Functional characterization of a STAT3-dependent dendritic cell-derived CD14+ cell population arising upon IL-10-driven maturation

Interleukin (IL)-10 is a major cancer-related immunosuppressive factor, exhibiting a unique ability to hamper the maturation of dendritic cells (DCs). We have previously reported that IL-10 induces the conversion of activated, migratory CD1a(+) DCs found in the human skin to CD14(+)CD141(+) macrophage-like cells. Here, as a model of tumor-conditioned DC maturation, we functionally assessed CD14(-) and CD14(+) DCs that matured in vitro upon exposure to IL-10. IL-10-induced CD14(+) DCs were phenotypically characterized by a low maturation state as well as by high levels of BDCA3 and DC-SIGN, and as such they closely resembled CD14(+) cells infiltrating melanoma metastases.

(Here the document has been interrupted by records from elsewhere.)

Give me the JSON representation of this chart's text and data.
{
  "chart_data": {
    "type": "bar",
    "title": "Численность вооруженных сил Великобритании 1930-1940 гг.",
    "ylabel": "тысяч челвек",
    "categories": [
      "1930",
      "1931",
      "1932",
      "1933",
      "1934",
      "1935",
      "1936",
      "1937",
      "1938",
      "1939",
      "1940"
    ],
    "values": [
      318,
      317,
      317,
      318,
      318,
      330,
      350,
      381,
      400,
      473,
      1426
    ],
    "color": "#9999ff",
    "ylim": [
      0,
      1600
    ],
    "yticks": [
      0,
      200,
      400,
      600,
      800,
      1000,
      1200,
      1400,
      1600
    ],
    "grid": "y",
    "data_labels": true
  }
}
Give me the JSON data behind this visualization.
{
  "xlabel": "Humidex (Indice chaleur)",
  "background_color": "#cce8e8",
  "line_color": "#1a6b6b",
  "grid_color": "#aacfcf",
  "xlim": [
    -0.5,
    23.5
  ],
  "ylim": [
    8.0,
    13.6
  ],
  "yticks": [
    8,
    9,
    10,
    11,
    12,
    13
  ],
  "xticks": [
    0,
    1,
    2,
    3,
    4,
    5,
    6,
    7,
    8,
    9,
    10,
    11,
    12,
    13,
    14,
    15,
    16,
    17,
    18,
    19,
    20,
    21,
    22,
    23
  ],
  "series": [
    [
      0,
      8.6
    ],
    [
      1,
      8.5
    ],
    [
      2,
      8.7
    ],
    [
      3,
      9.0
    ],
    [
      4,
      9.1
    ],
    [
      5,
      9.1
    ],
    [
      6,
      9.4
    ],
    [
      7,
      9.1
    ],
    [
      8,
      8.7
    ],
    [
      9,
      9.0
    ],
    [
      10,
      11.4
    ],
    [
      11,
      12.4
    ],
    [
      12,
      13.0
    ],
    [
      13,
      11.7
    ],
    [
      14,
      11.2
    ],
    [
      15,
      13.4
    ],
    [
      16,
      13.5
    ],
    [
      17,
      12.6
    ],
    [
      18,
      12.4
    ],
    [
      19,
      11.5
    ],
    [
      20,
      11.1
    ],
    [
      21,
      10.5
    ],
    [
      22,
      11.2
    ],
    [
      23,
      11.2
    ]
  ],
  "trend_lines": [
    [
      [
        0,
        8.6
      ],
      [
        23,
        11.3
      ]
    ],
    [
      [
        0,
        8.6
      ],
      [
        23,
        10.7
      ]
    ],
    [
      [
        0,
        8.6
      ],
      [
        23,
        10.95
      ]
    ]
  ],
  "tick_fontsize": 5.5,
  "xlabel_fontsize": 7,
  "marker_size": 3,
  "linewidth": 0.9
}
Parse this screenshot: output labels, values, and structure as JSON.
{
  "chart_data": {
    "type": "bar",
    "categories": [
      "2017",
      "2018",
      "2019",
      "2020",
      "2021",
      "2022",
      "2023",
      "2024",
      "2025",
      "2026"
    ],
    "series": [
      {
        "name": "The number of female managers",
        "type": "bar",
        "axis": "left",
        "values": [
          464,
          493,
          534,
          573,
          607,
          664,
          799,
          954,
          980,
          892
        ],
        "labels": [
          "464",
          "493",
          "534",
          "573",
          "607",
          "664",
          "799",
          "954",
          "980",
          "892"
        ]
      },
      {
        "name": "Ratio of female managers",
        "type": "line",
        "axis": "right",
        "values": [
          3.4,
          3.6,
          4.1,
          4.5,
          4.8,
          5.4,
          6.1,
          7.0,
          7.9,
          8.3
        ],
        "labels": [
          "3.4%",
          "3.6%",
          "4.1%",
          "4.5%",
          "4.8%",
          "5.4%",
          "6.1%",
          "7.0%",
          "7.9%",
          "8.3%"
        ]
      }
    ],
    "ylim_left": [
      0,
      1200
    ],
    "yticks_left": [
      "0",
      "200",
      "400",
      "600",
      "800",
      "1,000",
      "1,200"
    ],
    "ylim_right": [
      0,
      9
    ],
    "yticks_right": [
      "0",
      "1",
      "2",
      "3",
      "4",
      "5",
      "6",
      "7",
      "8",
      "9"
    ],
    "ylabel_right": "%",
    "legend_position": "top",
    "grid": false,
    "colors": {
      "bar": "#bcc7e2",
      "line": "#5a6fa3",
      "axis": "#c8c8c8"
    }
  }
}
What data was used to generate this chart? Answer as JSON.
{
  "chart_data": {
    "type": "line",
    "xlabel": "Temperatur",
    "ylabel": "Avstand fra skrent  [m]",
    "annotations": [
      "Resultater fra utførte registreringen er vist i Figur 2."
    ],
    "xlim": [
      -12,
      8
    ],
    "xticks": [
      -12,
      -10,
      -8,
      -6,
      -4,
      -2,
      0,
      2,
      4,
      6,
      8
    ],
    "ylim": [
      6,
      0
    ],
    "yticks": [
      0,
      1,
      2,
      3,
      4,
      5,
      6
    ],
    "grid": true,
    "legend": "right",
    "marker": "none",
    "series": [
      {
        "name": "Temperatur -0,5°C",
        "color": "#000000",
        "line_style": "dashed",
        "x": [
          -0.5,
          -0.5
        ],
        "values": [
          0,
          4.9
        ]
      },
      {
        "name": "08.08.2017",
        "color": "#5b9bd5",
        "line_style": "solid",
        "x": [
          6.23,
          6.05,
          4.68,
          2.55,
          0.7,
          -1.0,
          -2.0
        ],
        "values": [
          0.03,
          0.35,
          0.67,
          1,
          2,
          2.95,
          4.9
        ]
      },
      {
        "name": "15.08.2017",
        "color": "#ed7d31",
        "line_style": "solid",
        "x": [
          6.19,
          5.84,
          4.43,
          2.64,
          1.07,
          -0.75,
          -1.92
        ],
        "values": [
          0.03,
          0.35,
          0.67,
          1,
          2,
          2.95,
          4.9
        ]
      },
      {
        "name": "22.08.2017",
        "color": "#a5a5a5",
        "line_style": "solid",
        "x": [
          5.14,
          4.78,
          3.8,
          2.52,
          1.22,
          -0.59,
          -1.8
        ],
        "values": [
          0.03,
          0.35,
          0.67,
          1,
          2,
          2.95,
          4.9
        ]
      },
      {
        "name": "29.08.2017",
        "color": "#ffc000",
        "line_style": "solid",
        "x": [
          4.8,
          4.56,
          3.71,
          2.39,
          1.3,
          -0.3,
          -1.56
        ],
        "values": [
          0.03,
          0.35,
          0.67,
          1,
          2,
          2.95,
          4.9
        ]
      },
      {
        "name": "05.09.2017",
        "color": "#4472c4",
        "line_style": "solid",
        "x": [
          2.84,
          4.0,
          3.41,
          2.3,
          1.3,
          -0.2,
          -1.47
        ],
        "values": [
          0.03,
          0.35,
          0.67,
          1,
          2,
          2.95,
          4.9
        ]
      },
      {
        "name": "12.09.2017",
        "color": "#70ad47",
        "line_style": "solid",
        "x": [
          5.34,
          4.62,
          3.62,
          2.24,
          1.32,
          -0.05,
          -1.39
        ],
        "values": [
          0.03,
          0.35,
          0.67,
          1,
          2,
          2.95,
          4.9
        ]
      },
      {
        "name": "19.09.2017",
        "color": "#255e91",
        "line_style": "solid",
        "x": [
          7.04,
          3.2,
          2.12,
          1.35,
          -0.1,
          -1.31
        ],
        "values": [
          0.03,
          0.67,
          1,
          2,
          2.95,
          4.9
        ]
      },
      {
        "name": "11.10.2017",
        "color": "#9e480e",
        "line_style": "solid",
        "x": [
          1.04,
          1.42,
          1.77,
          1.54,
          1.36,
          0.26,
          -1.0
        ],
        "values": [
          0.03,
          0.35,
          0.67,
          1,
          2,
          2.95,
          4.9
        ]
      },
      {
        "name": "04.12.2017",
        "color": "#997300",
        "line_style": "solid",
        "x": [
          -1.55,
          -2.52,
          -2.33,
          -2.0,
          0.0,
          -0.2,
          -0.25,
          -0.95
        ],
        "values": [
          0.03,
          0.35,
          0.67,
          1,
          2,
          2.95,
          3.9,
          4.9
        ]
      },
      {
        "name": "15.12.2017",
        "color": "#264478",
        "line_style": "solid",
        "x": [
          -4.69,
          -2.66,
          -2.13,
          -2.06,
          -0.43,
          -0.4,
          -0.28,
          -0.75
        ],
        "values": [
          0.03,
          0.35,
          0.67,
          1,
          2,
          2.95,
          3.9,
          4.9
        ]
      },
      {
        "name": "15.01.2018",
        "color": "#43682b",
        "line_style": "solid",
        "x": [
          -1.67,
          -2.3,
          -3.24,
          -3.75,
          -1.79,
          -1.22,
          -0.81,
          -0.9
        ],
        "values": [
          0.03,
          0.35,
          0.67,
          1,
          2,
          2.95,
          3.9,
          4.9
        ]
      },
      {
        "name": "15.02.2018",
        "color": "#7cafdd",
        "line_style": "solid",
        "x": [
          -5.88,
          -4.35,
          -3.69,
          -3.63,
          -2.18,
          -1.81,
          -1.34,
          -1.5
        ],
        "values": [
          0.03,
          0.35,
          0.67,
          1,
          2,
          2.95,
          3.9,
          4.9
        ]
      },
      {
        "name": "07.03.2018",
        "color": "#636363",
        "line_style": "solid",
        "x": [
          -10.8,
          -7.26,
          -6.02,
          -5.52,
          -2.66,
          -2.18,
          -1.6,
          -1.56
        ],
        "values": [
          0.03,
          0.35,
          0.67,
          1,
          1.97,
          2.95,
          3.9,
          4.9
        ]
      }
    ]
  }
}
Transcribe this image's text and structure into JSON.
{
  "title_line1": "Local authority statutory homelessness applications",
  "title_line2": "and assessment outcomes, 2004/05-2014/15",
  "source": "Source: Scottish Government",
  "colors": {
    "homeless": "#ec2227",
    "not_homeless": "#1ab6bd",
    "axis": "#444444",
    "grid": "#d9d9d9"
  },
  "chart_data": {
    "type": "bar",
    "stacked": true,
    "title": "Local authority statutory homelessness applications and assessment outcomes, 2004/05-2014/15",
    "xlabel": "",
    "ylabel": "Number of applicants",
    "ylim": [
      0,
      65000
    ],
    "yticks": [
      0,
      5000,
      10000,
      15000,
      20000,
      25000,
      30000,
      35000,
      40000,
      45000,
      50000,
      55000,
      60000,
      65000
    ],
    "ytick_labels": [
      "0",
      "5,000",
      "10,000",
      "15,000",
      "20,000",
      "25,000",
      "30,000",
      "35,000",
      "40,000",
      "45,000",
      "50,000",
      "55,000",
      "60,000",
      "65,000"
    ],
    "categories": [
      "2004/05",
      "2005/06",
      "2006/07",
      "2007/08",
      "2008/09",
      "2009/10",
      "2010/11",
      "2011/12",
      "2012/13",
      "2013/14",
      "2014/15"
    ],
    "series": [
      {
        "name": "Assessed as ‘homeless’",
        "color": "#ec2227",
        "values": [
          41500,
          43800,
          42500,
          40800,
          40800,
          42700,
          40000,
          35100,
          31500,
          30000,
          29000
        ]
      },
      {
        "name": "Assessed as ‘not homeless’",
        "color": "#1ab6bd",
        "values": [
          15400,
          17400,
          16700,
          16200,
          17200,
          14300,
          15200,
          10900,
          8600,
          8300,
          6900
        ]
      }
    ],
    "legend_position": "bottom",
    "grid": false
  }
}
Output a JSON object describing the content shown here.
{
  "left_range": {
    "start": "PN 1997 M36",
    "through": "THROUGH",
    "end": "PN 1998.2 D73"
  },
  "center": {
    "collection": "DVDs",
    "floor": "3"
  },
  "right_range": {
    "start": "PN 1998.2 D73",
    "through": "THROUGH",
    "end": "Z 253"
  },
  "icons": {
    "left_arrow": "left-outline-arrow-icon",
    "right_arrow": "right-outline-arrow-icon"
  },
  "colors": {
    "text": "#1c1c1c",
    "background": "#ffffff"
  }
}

Compared with DC matured under standard conditions, CD14(+) DCs were found to express high levels of B7-H1 on the cell surface, to secrete low levels of IL-12p70, to preferentially induce TH2 cells, to have a lower allogeneic TH cell and tumor antigen-specific CD8(+) T-cell priming capacity and to induce proliferative T-cell anergy. In contrast to their CD14(+) counterparts, CD14(-) monocyte-derived DCs retained allogeneic TH priming capacity but induced a functionally anergic state as they completely abolished the release of effector cytokines. Transcriptional and cytokine release profiling studies indicated a more profound angiogenic and pro-invasive signature of CD14(+) DCs as compared with DCs matured in standard conditions or CD14(-) DCs matured in the presence of IL-10. Importantly, signal transducer and activator of transcription 3 (STAT3) depletion by RNA interference prevented the development of the IL-10-associated CD14(+) phenotype, allowing for normal DC maturation and providing a potential means of therapeutic intervention.